Memento Mori by Muriel Spark
No matter. Although structured around their attempts to find the culprit, that’s not really what the novel’s about.
I’m not sure it’s even about ageing, and edging closer to death. The large cast of characters includes no-one under sixty, apart from Olive, a twenty-four-year-old who serves as confidante, and a little more, to several of the men. But it’s also a younger writer’s perspective on the elderly: Muriel Spark wasn’t yet forty when it was first published in 1959.
With housekeepers and daily women, it’s focus is upper-class antics, which holds little interest to me. Although I did enjoy elements of Godfrey and Charmian’s loveless marriage, with the husband’s envious attacks on his author wife’s success. Generally, it’s a comedy of manners, with the backdrop of betrayals, blackmail and infidelity. I can’t recall when I first read it, but it seems extremely dated in 2021.

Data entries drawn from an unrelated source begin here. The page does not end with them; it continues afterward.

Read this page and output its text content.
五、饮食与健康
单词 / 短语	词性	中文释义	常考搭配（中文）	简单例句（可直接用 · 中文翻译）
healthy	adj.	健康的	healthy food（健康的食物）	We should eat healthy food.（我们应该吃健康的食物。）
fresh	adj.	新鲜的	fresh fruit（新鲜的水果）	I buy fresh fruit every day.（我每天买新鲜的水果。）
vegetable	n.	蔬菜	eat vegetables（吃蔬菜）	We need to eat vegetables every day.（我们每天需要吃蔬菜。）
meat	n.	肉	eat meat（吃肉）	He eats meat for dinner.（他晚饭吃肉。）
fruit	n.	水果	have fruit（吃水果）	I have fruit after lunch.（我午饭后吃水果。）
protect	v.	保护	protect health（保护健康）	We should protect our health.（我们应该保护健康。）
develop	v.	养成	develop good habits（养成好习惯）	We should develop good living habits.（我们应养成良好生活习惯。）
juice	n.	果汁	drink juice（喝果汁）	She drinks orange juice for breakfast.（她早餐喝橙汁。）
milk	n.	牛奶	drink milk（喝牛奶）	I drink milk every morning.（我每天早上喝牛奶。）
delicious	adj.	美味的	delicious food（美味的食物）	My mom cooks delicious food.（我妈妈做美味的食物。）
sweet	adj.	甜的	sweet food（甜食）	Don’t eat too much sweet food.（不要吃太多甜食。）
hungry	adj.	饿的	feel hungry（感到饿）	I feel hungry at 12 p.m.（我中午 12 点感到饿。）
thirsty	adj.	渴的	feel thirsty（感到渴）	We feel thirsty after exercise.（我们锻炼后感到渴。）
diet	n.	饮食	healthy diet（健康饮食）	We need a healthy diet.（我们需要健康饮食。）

Also dated – or least I hope so – was the Maud Long Medical Ward, where twelve women residents, all addressed as Granny, regardless of whether they’d had children, listen to their horoscopes as they await the Grim Reaper. Nowadays, they wouldn’t be in hospital, but in a care home or ‘the community’, dependent on rushed visits from overworked and underpaid care staff.
Have you read this novel, reissued by Virago Modern Classics in 2019? Do you think it would stand the test of time?
One Flew over the Cuckoo’s Nest by Ken Kesey
Familiar with this story from the movie starring Jack Nicholson, I was surprised to find it narrated by Chief Bromden, the Native American who has languished among the Chronics for years. But, with his broom, and feigned deafness, he is ideally placed to eavesdrop on both patients and staff. His backstory of a community cheated out of their land and culture, is sensitively told.
Overall, I enjoyed this modern classic, first published in 1962, but it’s very much of its time. It’s not so much that the long-stay psychiatric hospitals have been demolished – the backdrop to my forthcoming novel, Matilda Windsor Is Coming Home – but that the Chief’s crazy-but-true belief in the Combine, a far-reaching system of social control, seems mild relative to the challenges we face today. (The climate and refugee crisis and our conscious collusion in capitalism’s intrusion into every area of our lives.) But maybe I would say that!
The ritual of our existence is based on the strong getting stronger by devouring the weak. We must … learn to accept it as a law of the natural world. The rabbits accept their role in the ritual and recognize the wolf is the strong. In defense, the rabbit becomes sly and frightened and elusive and he digs holes and hides when the wolf is about.
It might be a fair reflection of the times, but I was uncomfortable about the racial divides, where it seems that patients – apart from the Chief – and senior staff are white, while ‘black boys’ attend to the basics. And while single-sex wards inevitably furnish a cast of male characters, I wondered about the stereotyped roles for women as battle-axes, double-binding mothers and ‘whores’.
That said, it’s an absorbing and impressive debut novel, and a trenchant indictment of oppression and conformity pressures in mid-20th-century America, and of psychiatry not as care or treatment but as social control. Plus my 2005 Penguin edition comes with illustrations by the author. My Goodreads record has this marked as already read, but I reckon – sixty years after publication – I’m a first timer.
Incidentally, if you follow my newsletter, you’ll find One Flew over the Cuckoo’s Nest cropping up again – maybe even twice – around the end of April or early May. If you’ve not yet subscribed, a click on the image will take you to one portal. Get on board before March 12 to take part in a competition to win a signed copy of Matilda Windsor Is Coming Home.
Checking the prompt for the latest flash fiction challenge on the day I determined to write my review of Cuckoo’s Nest, I had the idea of pairing the two on the assumption – delusion? – sweet potatoes were a Native American thing. Maybe so, but it didn’t show as such on Wikipedia. But something else did, which surprised me – in a good way – and before too long I had my 99-word story. Let me know what you think. |
Sounds stretched and shrunk, colours dissembled. Violet trees and turquoise cows drained her energy. The hospital promised to replenish it.
She requested seclusion, but they insisted new admissions sleep in the dorm. Sleep? With that symphony of snorts, sigh and squeals quarrelling with her inner voices. Hardly therapeutic!
The food was cordon bleu. Her taste buds functioned fine, but butternut squash repulsed them. She ate the lamb, pushed the vegetable aside. “Ain’t you eating your roast potato?” They claimed she’d ordered those nightmare orange lumps.
Now she sits in solitary, coaxing a tune from her sweet potato (AKA ocarina).